The 1 Billion Tech - NorthBay team obtained hands on experience on various components during their work on this PoC, some of which are listed below:
AWS Lambda, SNS, SQS
Triggering Lambda from a SNS Topic, then reading SQS Messages to create Data Pipelines using Lambda through JAVA SDK, by assigning proper roles.
Security (VPC, IAM, KMS)
Client and server-side encryption on S3 and Lambda functions are done using AWS KMS
Configuration of a VPC with a private and public subnet for enhancing the security. This is accomplished by using IAM Roles & Policies in order to ensure file level granularity control on S3 for various users.
Data Pipeline
Installing a Task Runner in an already running EMR so that the Data Pipeline doesn’t use up time in launching the EMR itself for running its activities. Copying files from one S3 bucket to another S3 bucket involves:
This helps us control the flow of data and its processing on EMR.
AWS EMR
Implemented Map-Reduce word counting in the EMR cluster, and saving the generated results to HDFS and S3.

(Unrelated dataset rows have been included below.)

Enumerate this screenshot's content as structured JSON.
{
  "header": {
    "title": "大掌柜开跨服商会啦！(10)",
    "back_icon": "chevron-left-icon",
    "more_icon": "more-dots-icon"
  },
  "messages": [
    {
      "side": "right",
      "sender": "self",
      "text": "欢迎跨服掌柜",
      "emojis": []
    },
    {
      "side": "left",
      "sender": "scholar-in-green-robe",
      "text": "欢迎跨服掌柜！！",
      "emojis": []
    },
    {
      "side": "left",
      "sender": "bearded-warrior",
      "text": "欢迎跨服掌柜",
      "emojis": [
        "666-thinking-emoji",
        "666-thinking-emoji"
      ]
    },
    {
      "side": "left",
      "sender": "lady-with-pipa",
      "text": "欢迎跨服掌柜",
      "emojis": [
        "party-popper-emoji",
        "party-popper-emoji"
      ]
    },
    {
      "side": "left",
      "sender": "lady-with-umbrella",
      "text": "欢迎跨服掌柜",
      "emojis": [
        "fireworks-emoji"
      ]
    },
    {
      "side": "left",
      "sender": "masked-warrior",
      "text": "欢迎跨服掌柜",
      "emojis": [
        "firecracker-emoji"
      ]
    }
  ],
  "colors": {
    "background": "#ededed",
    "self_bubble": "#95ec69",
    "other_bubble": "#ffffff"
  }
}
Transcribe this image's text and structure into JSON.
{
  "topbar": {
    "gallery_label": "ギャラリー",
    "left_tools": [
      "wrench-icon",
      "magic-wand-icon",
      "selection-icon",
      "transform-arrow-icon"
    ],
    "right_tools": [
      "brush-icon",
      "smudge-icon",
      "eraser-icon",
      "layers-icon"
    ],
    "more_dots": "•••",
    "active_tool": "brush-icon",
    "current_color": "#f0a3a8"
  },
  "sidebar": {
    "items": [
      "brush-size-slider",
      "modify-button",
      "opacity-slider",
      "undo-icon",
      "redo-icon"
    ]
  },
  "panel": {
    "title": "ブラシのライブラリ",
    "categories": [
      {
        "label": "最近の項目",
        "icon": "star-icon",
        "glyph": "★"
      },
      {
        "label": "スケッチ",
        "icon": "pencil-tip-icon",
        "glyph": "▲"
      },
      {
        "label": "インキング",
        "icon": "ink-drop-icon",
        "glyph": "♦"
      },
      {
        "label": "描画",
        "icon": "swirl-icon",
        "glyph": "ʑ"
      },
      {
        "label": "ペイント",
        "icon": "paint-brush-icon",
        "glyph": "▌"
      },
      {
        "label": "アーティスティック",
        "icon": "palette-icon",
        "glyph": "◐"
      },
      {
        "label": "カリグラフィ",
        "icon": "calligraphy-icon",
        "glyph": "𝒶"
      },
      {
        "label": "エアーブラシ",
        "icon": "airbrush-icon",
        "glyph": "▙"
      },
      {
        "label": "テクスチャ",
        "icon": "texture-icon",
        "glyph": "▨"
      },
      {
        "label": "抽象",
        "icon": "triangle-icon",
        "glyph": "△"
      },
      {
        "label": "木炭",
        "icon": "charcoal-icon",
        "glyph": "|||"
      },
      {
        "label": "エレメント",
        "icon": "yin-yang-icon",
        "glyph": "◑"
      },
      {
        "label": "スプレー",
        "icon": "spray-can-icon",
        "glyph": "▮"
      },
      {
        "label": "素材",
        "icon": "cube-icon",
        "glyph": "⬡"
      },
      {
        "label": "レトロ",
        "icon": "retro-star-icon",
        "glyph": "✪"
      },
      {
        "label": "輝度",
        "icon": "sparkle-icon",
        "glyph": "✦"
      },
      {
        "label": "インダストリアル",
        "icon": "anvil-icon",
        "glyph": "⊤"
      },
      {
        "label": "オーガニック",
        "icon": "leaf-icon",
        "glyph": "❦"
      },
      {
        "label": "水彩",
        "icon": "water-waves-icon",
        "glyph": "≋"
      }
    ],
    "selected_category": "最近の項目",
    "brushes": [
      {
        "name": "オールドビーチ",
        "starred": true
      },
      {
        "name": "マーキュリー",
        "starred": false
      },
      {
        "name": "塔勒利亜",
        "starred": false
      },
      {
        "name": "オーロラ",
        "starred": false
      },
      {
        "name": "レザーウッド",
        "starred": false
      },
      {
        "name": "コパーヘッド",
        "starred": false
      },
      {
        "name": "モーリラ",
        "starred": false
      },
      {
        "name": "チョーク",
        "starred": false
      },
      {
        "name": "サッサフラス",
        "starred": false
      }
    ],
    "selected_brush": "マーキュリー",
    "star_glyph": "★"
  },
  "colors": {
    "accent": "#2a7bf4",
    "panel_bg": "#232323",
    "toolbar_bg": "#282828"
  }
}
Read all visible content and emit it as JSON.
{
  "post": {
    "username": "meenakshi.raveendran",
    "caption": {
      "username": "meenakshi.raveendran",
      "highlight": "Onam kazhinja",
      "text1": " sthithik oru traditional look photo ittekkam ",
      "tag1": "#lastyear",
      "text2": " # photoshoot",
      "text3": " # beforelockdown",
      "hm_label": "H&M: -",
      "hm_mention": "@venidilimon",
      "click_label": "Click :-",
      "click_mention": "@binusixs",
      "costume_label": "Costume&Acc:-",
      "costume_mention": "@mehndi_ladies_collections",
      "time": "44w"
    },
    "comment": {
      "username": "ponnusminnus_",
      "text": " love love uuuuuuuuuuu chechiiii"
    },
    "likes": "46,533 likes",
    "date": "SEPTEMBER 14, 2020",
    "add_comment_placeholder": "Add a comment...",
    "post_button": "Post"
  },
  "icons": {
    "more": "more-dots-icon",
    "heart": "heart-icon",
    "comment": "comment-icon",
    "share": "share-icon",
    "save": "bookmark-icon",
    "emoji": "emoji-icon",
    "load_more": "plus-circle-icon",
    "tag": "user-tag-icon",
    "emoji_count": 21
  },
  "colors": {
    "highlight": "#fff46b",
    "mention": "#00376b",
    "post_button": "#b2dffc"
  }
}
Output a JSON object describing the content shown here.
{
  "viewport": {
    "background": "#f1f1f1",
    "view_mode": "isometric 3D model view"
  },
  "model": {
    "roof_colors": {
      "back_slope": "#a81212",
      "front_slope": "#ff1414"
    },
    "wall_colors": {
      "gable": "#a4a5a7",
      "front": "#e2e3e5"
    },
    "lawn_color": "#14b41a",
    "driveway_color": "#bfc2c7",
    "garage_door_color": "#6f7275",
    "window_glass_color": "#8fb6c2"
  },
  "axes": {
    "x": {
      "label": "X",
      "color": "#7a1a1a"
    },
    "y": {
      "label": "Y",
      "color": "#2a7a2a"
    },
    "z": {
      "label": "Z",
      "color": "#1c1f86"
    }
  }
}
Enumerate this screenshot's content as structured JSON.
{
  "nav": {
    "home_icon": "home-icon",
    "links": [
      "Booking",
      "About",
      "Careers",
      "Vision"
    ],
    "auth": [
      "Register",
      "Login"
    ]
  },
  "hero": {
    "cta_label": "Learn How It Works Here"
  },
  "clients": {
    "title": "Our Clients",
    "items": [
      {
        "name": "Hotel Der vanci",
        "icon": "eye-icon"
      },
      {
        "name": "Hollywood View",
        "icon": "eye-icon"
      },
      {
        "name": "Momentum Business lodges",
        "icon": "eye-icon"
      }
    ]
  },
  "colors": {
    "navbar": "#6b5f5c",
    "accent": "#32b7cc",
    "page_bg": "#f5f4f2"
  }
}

Using the EMR Hive cluster, we ran distributed queries from AWS S3 directly and placed the generated query result set in AWS S3 (from HDFS to avoid data loss after cluster termination) using AWS console, AWS CLI, and Java Code.
This approach allows us to query raw data directly from S3 in a distributed way using EMR (Hive).
SparkSQL
Deployed a SparkSQL application written in Java that reads files from S3 to data frames and is run on EMR Cluster (applied a few transformations using raw SQL queries and built-in methods).
Oozie
Created and executed a basic workflow of a map-reduce job using Oozie (implemented word count example in Python, Read files from AWS S3 and results were put back on AWS S3).
Apache Ranger
Created multiple users and assigned different policies to them for testing level access control in HDFS and table and record level access on Hive.
It helped us to create security policies on the Hadoop Ecosystem.
AWS Glue
Created a new Glue database to store Metadata of source data and added a Crawler to extract schema and populate Metadata store.
Integration of Glue Metadata Store with other services (E.g.,: Athena, Hive).
Data versioning at record level.
Orchestration with AWS Glue triggers (successfully scheduled job triggers with cron expressions).
CI and CD using AWS Services
Implemented a CI/CD setup on AWS that automatically detects new code being pushed to CodeCommit and triggers a CodePipeline that users a CodeDeploy agent to deploy the latest build on specific servers (EC2 in this case).
Explored deployments including Load Balancing and Auto-Scaling groups.
CloudWatch and CloudTrail
Configured an alarm for terminating EMR instances if their CPU utilization remains less than a specific threshold (40%) for more than a specific time (30 minutes).
Architecture
Polling Based Driver
Push Based Driver
This PoC enables the client to separate the data in the S3 bucket into validated/versioned/invalid buckets in a secure and automated way when data arrives as a batch.
The ETL job will be run once a day and presumably there will be an ETL window for it.
Once the ETL job has run successfully for a specific day, it cannot be re-run because that would bring it into an inconsistent state.